His eyes welled. He blinked to keep his vision clear. Mass would be underway at St. Luke's now. He ought to be there. Father Randall had been so eager to send him away.
Save my vocation. Right. He didn't buy it, not with her disdain for clergy. He had to know the truth, learn who she really was. Clearly in all that time he'd never really known her. Once an actress...
The sea air swam into his lungs, made him feel...not resuscitated. No. Revived? Restored, perhaps.
She's still breathing. She's still out there.
No. No. I'm not going back for her; I am going back to heal. He could hardly wait. No one had ever wounded him so brutally. He'd see her once again, cure himself of this pitiful sickness and be back to his duties in England in no time. That would show Father Randall.

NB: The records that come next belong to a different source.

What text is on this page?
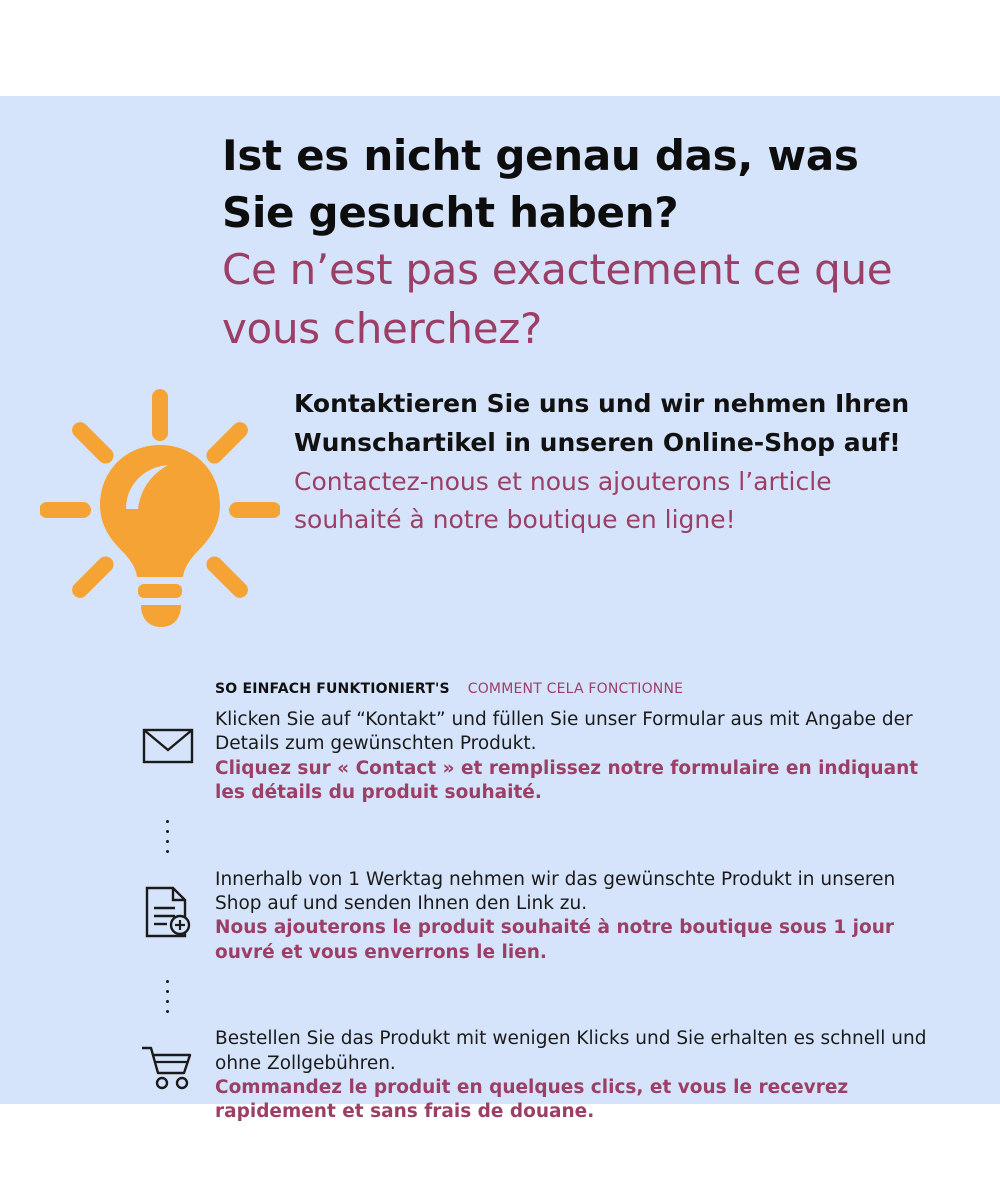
Ist es nicht genau das, was Sie gesucht haben?
Ce n’est pas exactement ce que vous cherchez?
Kontaktieren Sie uns und wir nehmen Ihren Wunschartikel in unseren Online-Shop auf!
Contactez-nous et nous ajouterons l’article souhaité à notre boutique en ligne!
SO EINFACH FUNKTIONIERT'S COMMENT CELA FONCTIONNE
Klicken Sie auf “Kontakt” und füllen Sie unser Formular aus mit Angabe der Details zum gewünschten Produkt.
Cliquez sur « Contact » et remplissez notre formulaire en indiquant les détails du produit souhaité.
Innerhalb von 1 Werktag nehmen wir das gewünschte Produkt in unseren Shop auf und senden Ihnen den Link zu.
Nous ajouterons le produit souhaité à notre boutique sous 1 jour ouvré et vous enverrons le lien.
Bestellen Sie das Produkt mit wenigen Klicks und Sie erhalten es schnell und ohne Zollgebühren.
Commandez le produit en quelques clics, et vous le recevrez rapidement et sans frais de douane.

It would show everyone.
Assumpta Fitzgerald's remarkable heart is still beating. I could touch her tonight. She would be warm.
A tiny glow manifested in his cheeks, on his neck, at the tips of his ears. He shook his head, willing it away.

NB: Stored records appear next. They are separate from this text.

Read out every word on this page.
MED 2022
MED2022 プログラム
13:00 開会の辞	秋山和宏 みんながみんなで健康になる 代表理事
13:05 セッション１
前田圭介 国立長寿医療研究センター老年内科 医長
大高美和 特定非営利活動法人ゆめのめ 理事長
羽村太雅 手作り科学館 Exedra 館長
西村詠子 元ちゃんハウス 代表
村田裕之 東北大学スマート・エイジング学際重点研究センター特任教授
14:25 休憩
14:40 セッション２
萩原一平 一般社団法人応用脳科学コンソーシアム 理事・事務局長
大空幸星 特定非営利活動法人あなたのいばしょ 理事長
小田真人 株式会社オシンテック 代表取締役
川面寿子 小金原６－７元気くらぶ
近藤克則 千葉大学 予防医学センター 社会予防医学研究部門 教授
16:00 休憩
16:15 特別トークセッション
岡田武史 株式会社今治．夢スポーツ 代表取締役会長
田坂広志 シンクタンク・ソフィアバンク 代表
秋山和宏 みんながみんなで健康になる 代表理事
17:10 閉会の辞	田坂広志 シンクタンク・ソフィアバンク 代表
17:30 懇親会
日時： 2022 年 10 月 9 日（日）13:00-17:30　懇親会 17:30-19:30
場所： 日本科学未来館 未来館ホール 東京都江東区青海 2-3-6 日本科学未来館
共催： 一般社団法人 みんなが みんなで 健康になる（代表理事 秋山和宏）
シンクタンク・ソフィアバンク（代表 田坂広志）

He considered the snoring man at his left. He judged it a safe bet that some soft music wouldn't wake Ambrose, but might help a driver stay awake. There was a tape in the stereo of Ambrose's weatherbeaten old Astra; Peter turned the volume up slowly, at the expense of the first few words.
...I bet you think that's pretty clever, don't you boy?
Sometimes as a teenager he'd been known to do this - flick on the radio and take whatever came up as his advice. He'd never been able to decide if this was seeking God's guidance or something manmade, secular oracle in its place. But it had rarely failed him; like flipping to a random Bible verse, there always seemed to be something relevant to his situation.
"A reading from the Book of Whinging East Midlanders..." he whispered.
Drying up in conversation, you will be the one who cannot talk;
All your insides fall to pieces, you just sit there wishing you could still make love...
This earned another bitter chuckle. That was years ago, he thought, remembering to press on through the amber light instead of slowing down for it.
He'd done so little of this since he moved back to Manchester. It occurred to him he'd never even traded in for a local driving licence. His old one still had him living on Quigley's property. It still had him collarless, and grinning like a fool: he'd stepped into that photo booth already hatching a plan to convince the examiner Assumpta was his "wife." One couldn't tell from the final picture, but he'd been blushing as well. He remembered the burn in his cheeks.
He wondered if any part of him was still that young man. For so long, all of him had felt like the one he became two years later, taking blows to the face by the side of the road.
The best thing that you ever had, the best thing that you've had has gone away...
There'd been a time when that lyric made him cry. This time, he shut off the song before it ended.